認知症の人をとりまく共生社会の実現には企業の理解も不可欠だ。認知症の人を支える家族が働き続けられることで、当事者も家族も、自分らしく生きることができる。現役世代が仕事と介護を両立できるようにする企業側の働きが、今後ますます重要になる。

2023年12月17日日本経済新聞デジタル版

認知症患者の家族が働き続けることができるという観点では、新薬レカネマブの役割も高まりそうです。認知症の進行を抑えられれば働きながら介護する家族の負担は軽減され、介護離職を抑えることが期待できます。

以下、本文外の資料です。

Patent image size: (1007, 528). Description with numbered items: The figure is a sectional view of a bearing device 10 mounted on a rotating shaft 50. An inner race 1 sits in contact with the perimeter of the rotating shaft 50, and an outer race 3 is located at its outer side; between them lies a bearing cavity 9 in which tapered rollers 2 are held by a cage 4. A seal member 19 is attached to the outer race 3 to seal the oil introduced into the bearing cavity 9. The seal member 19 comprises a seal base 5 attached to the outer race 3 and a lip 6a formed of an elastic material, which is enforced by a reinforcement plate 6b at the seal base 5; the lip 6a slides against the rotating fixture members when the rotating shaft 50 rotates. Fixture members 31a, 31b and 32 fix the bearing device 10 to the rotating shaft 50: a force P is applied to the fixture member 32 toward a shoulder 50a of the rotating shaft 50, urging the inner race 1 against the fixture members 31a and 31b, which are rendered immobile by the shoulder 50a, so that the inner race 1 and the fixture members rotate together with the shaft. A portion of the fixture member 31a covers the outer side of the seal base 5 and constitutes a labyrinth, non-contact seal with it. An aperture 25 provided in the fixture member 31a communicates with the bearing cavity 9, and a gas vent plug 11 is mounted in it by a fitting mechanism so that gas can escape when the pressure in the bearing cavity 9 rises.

また、介護離職を抑えることに加え、当事者が認知症初期の段階から進行を抑えられることで、仕事をし続けられる可能性もあります。若年性アルツハイマー患者は特にそれが期待でき、当事者の希望や生きがい、社会参加の創出にもつながると言えます。「日本認知症本人ワーキンググループ」代表理事の藤田和子氏は次のように述べています。

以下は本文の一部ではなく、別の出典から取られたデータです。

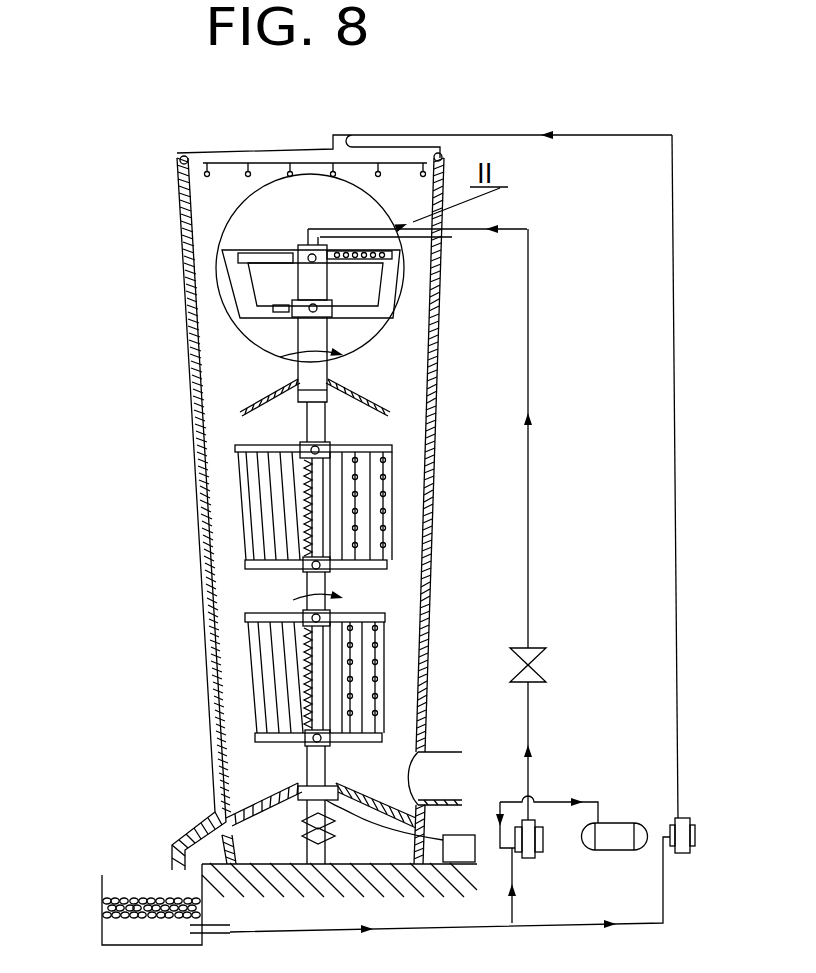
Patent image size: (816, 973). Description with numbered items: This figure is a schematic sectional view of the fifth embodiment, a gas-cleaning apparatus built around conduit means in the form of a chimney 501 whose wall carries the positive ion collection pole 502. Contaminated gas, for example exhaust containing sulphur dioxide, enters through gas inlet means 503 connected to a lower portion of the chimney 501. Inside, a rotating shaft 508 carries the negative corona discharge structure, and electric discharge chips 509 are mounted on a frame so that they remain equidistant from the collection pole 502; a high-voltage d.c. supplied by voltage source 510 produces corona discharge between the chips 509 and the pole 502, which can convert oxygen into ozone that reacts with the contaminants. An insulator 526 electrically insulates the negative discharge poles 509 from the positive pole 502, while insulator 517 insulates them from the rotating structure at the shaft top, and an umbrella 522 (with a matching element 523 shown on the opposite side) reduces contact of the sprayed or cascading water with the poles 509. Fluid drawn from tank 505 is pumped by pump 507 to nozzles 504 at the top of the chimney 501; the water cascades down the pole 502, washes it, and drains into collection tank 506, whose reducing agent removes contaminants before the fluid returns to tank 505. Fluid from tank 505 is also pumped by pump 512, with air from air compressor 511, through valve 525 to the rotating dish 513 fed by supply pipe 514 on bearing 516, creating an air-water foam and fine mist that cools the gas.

企業は本人の希望を聞き、働き方を変えたり、休憩時間を増やしたり、試行錯誤しながら仕事を継続できる方法を考えてほしい。介護離職を防ぐ対応も大切だが、認知症になっても意欲と能力に応じて就業できれば本人も力を発揮し、社会の活力も上がると思う。

2023年12月17日日本経済新聞デジタル版

新薬レカネマブの薬価は年間300万円と高額で国費への影響も考慮する必要がありそうですが、池田教授によれば、日本のアルツハイマー型認知症の医療・介護に伴う年間コストは介護者の生産性低下も含めると7.4兆円、介護者の無償対応も含めた場合には12.6兆円にのぼるとの試算もあります。薬価は下がっていくことが予想されますし、これらのコストや介護離職による経済損失を考えれば普及のメリットは大きいと思われます。

まとめ

今後の日本社会が、認知症患者がより安心して暮らせる環境を目指していく中で、新薬レカネマブの登場や国の施策、企業との連携により、認知症患者とその家族が日常生活を送る上でのサポートが強化され、社会全体での認知症への理解と対応が進むことが期待できます。

これらの取り組みが、認知症患者の増加に伴う医療・介護負担の軽減にも寄与し、認知症患者が安心して暮らせる共生社会の実現に向けた大きな一歩となることを願いつつ、私たちも自分ごととして捉え行動することが大切だと改めて実感しています。